In October 2010, the Coalition Government confirmed that it would be scrapping the Education Maintenance Allowance scheme in England which had previously encouraged students from less affluent backgrounds to continue their education beyond the age of sixteen.

Now, students are imploring MPs to reinstate the scheme with an early day motion, which has already acquired 34 signatures online. The motion states that the withdrawal of the allowance 'was a grave error because the scheme had allowed 16 to 19 year olds from some of the poorest families access to further education' and that its abolition 'had a hugely detrimental impact according to UCAS figures with 56,000 fewer students staying on in the last academic year'.

The EMA scheme has been replaced with the 16-19 bursary fund, which is administered directly from the young person’s academy, school, college or other training provider. This scheme allows the educational institutes to be more aware of their pupils’ financial situations, encouraging a more individual approach to monetary aid.

The Bring Back EMA Campaign has named this week as its week of action, urging students to 'lobby your MP today', as well as to organise events on campus this week in aid of the revival. The website lists a dozen colleges who have formulated a plan of action so far.

The website also shows a message of support for students protesting this week from Dianne Abbott, Labour MP for Hackney North and Stoke Newington, who encourages students to rise up against this cut, which she views as a "vicious attack on the aspirations of young people”. She expresses her belief that “the EMA had a transformative impact for young people, particularly in inner city communities like mine."

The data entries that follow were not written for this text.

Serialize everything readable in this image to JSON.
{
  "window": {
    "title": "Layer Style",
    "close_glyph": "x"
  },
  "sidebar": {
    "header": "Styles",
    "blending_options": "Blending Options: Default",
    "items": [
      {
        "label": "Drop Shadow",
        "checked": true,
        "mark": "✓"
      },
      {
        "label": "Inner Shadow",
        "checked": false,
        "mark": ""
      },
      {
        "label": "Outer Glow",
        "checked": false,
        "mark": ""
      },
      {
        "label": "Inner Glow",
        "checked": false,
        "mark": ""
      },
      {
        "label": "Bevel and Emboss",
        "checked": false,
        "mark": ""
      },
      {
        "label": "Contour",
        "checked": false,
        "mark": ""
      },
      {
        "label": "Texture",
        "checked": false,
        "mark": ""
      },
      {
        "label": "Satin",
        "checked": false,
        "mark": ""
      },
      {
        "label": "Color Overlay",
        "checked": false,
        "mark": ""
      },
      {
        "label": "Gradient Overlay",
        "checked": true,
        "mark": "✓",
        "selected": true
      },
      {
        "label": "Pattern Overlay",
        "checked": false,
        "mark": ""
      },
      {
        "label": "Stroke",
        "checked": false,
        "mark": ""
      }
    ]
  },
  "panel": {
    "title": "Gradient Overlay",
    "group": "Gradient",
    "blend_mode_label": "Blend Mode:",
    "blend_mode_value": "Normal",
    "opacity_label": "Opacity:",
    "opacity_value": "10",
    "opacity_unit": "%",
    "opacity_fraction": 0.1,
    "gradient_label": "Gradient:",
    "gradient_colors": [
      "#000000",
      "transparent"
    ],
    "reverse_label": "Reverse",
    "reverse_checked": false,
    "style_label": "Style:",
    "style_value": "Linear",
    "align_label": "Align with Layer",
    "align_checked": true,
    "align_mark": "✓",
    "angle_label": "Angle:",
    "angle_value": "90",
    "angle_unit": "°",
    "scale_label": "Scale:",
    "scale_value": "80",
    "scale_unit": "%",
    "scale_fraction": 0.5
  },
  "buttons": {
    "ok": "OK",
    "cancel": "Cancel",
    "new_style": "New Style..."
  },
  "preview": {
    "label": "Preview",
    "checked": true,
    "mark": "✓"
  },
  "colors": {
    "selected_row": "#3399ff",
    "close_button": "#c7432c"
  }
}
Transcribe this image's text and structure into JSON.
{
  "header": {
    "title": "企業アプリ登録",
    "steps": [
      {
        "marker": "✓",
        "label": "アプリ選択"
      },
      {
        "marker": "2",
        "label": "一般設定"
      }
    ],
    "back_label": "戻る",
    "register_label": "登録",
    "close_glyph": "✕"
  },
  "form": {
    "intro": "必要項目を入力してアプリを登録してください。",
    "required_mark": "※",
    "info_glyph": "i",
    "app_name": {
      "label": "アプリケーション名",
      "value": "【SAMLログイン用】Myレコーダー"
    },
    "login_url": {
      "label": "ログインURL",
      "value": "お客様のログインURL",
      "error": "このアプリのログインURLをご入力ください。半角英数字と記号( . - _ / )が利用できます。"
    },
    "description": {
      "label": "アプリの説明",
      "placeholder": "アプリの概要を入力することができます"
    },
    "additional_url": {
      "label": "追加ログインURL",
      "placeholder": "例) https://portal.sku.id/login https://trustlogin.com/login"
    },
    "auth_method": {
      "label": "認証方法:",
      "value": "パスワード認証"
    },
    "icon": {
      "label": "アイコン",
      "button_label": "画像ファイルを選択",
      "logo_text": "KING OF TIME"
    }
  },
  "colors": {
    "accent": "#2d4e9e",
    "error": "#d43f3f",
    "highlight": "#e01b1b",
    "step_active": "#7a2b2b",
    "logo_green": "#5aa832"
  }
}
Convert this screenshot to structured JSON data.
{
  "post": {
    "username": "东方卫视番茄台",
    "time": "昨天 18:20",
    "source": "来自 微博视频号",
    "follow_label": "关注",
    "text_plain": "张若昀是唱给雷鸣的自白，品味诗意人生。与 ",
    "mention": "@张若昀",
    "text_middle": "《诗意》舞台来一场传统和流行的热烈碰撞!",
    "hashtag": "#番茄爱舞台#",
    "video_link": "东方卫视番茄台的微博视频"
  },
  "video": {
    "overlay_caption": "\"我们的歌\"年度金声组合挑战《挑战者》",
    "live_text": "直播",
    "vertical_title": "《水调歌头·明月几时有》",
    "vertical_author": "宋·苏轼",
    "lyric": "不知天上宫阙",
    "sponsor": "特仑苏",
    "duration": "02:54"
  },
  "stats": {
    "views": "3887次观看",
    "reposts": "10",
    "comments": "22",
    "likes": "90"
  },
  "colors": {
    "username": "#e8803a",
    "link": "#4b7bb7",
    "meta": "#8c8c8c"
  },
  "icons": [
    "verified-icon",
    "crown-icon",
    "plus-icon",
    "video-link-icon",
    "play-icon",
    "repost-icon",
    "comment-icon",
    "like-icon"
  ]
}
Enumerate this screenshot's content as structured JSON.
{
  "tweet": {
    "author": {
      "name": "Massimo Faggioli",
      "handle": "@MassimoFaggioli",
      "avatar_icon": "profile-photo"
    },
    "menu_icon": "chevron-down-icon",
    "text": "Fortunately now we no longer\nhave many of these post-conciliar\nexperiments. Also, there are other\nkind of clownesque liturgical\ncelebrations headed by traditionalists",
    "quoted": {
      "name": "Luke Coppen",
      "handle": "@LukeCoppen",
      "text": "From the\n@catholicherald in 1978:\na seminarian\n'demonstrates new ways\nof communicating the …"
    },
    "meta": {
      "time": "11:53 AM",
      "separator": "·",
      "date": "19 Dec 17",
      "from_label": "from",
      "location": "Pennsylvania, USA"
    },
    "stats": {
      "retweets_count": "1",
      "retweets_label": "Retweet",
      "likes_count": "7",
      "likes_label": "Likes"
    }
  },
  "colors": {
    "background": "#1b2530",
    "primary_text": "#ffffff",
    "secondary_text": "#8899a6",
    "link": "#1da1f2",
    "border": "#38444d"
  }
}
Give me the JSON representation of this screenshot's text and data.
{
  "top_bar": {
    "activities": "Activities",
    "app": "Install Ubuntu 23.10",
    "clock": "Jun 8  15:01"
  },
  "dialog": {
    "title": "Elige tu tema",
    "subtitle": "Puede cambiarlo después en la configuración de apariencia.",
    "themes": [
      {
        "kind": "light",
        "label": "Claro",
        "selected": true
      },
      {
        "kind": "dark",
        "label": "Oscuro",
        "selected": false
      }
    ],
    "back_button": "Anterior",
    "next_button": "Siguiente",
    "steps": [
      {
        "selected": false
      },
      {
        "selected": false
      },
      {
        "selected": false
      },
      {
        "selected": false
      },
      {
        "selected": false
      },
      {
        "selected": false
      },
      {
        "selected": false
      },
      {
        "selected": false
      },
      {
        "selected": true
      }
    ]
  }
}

Matt Stanley, 24, co-founder of the Bring Back EMA campaign, and president of Mid Kent College Students’ Union, told The Independent that 'the government has got its priorities wrong' when it comes to funding. He highlighted that the government’s £560m budget for EMA was cut drastically to £150m for the new scheme, and that colleges are overspending as this budget does not cover the cost of accommodating all of the students in need. He states that 'the government shouldn’t be creating barriers for students' willing to continue their education beyond the required legal age.

“Education should be free,” he said.

Although the lessons themselves are free, for many students the cost of education can be overwhelming. Many will need to get the bus, require books and resources, and be given the opportunity to attend trips and extra-curricular activities, all relevant to their course and very expensive over the length of two years.

Lots of students continuing in education beyond the age of sixteen will have the ambition to progress to tertiary education, and those with limited financial means may find their aspirations alter when they are faced with the cost of supporting themselves through sixth form to then be struck with the new £9,000 per year tuition fees alongside the cost of living.

When the scheme was abolished, Alan Milburn, the government’s adviser on child poverty and social mobility, told The Guardian that its removal was 'a very bad mistake' as the EMA 'encouraged progression, attainment and good study habit because of the way it was awarded'. Students were only allowed the grant for weeks in which their school reported that they had 100 per cent attendance, meaning that money was only awarded to students who were committed to their studies.

Conor Ryan, director of research and communications at the Sutton Trust said that "We were critical of the abolition of the EMA, which helped both low and lower middle-income students to cover the costs of transport, books and other essentials while continuing their education in the sixth form or college. The new fund does help the poorest students, but our concern is that while individual schools or colleges may offer such help to students from lower-middle income families, surveys suggest there is a postcode lottery as the total fund is much smaller."

Students can get help and advice on protesting for this cause on the Bring Back EMA website.